The prime focus of foreign real estate investors is, as expected, large and central areas, such as Istanbul. While these properties are more expensive and often larger than what is available in surrounding areas, it is never the less touted as the "best buy". According to the opinion in the article, this is because homes that are not centrally located within Istanbul will not likely retain and improve their value with the same consistency as Istanbul property. Despite this, many local sellers are successfully marketing their properties to foreign investors.
North Americans are obviously not the only foreigners who have deemed Turkey to be a safe and profitable country in which to invest their money. In a very short period of time, Istanbul has experienced an influx of interest from the Middle East, Turkic countries, and Europeans.
According to a law partner quoted in this New York Times article, 60% of foreign real estate investment still comes from the Middle East while just 20% comes from a mix of Europe and the US. This number, however, is expected to rise.

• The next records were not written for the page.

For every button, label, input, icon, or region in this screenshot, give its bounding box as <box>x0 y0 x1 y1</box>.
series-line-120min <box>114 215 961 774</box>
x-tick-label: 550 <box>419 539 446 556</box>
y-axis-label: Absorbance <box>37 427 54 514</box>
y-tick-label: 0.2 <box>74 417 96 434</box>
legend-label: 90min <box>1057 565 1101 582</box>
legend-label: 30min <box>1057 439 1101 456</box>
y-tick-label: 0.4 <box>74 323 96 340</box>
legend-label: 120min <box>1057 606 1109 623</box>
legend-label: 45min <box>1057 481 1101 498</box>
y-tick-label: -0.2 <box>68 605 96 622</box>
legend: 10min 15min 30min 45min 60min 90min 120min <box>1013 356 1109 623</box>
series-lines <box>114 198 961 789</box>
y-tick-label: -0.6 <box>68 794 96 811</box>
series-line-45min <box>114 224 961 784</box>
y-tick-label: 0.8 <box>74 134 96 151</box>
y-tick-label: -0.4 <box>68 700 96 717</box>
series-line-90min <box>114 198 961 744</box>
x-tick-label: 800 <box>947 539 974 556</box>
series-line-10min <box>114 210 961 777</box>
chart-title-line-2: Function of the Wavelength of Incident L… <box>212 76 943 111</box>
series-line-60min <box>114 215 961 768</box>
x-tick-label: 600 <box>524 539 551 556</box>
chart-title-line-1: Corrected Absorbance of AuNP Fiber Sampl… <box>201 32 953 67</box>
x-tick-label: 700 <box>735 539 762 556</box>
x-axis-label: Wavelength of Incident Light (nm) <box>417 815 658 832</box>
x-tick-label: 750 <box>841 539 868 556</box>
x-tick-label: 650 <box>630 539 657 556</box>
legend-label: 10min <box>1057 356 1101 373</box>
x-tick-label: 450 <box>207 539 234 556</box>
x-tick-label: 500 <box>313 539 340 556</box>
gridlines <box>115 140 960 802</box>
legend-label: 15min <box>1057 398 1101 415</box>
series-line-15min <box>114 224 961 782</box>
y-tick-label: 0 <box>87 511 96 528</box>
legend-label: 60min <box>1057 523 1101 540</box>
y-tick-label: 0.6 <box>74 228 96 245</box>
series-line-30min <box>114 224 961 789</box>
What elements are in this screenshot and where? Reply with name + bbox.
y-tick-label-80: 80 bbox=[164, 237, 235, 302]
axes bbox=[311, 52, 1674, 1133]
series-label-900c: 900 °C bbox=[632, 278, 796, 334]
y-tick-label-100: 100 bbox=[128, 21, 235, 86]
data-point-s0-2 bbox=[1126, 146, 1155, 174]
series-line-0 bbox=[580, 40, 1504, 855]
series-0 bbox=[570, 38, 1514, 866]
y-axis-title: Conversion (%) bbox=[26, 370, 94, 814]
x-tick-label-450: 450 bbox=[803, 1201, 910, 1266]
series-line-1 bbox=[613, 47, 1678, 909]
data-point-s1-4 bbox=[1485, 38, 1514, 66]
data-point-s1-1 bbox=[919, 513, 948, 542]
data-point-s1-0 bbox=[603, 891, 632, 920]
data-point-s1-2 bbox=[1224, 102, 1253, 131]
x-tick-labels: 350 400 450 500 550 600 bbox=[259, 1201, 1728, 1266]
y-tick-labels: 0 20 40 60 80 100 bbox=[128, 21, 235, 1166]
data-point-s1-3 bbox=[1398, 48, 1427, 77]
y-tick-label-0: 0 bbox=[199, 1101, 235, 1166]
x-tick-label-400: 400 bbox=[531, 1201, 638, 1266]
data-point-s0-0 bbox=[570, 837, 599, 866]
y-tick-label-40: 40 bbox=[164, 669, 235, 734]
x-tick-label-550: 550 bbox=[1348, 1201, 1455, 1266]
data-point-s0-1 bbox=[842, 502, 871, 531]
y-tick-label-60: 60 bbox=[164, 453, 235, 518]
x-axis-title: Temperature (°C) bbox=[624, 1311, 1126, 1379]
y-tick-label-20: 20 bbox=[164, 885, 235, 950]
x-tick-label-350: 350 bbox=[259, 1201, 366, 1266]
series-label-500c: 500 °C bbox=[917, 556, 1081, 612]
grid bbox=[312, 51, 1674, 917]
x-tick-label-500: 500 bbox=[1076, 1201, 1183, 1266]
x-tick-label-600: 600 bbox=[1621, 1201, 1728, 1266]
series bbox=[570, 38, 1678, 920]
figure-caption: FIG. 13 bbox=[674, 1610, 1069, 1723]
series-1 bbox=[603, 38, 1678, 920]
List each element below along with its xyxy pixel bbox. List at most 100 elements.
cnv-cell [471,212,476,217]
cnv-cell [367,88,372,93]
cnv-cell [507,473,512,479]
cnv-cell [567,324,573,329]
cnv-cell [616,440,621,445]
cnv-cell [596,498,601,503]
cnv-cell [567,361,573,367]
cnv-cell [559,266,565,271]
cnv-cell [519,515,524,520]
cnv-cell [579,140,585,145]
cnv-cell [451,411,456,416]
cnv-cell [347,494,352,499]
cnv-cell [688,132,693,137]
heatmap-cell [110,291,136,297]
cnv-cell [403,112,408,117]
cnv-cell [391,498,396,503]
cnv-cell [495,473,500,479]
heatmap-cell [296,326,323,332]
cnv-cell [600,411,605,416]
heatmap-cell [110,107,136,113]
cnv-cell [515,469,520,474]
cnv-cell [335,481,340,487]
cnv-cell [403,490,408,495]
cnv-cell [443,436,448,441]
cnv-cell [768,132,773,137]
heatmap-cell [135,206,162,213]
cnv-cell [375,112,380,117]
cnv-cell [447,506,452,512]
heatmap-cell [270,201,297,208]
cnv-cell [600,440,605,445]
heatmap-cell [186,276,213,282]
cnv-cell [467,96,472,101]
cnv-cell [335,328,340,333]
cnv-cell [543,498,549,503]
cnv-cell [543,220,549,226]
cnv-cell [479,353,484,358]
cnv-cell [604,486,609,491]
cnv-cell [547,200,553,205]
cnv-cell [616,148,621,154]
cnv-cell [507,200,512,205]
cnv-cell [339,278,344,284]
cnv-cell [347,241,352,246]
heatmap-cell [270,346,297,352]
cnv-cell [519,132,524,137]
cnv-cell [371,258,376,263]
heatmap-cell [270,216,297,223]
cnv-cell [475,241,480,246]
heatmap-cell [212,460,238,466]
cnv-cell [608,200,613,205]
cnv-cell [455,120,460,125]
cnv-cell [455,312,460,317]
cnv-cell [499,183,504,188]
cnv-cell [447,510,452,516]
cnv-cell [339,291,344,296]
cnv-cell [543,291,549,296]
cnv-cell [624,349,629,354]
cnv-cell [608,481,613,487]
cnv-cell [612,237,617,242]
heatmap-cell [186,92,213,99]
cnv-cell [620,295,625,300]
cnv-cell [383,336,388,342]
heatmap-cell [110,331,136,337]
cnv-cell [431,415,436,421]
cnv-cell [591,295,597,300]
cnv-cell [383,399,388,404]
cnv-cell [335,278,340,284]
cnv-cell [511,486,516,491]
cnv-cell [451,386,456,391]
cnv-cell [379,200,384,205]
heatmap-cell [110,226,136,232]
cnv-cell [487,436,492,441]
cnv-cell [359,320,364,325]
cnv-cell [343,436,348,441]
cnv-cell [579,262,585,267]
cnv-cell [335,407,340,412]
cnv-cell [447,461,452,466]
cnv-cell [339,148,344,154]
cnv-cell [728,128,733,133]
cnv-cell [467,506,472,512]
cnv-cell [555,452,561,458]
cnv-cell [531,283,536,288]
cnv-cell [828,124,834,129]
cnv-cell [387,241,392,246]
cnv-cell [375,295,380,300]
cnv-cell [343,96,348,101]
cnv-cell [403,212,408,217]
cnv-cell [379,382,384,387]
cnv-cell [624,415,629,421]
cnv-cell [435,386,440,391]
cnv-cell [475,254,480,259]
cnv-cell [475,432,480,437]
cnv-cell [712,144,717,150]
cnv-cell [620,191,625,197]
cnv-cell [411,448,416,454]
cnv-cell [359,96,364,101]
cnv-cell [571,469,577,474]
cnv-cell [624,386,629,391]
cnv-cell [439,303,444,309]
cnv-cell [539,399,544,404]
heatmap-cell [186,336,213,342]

Obviously, purchasing property in Turkey is not as easy as simply finding a suitable investment and handing over the cash. Non-Turkish citizens usually must pass a clearance check from the military, a process within itself. Thanks to streamlining, however, this process can be completed in less than a month. It is also necessary for a buyer to ensure that their country will allow them to invest in Turkish property.
Once approval has been met, a foreign investor will likely turn to a bank or lending house. If the buyer is currently employed or has a promise of employment, any major bank can check credit and financial status. With this information in hand, the bank will likely grant financing to foreigners.
A major shock for a foreign buyer might lie within Turkey's short lending cycle. While North Americans (and Europeans) usually enter into a mortgage agreement of as many as three decades, Turkish mortgage lending agreements are usually signed for a ten-year term. Also, Turkish interest rates may not be competitive with rates within a foreign buyer's home country. It is for this reason that many foreign buyers seek financing from banks within their home country.
Aside from mortgage payments, a foreign buyer must also be aware of additional costs, such as closing costs, which may or may not be higher than they are used to. Earthquake insurance may also be a surprise cost but lawyer fees, commissions to their real estate agent, and property taxes should be expected.
Despite a weak world economy, one thing remains clear. Foreign buyers are turning their attention towards Turkey and finding it to be a viable and attractive country in which to invest.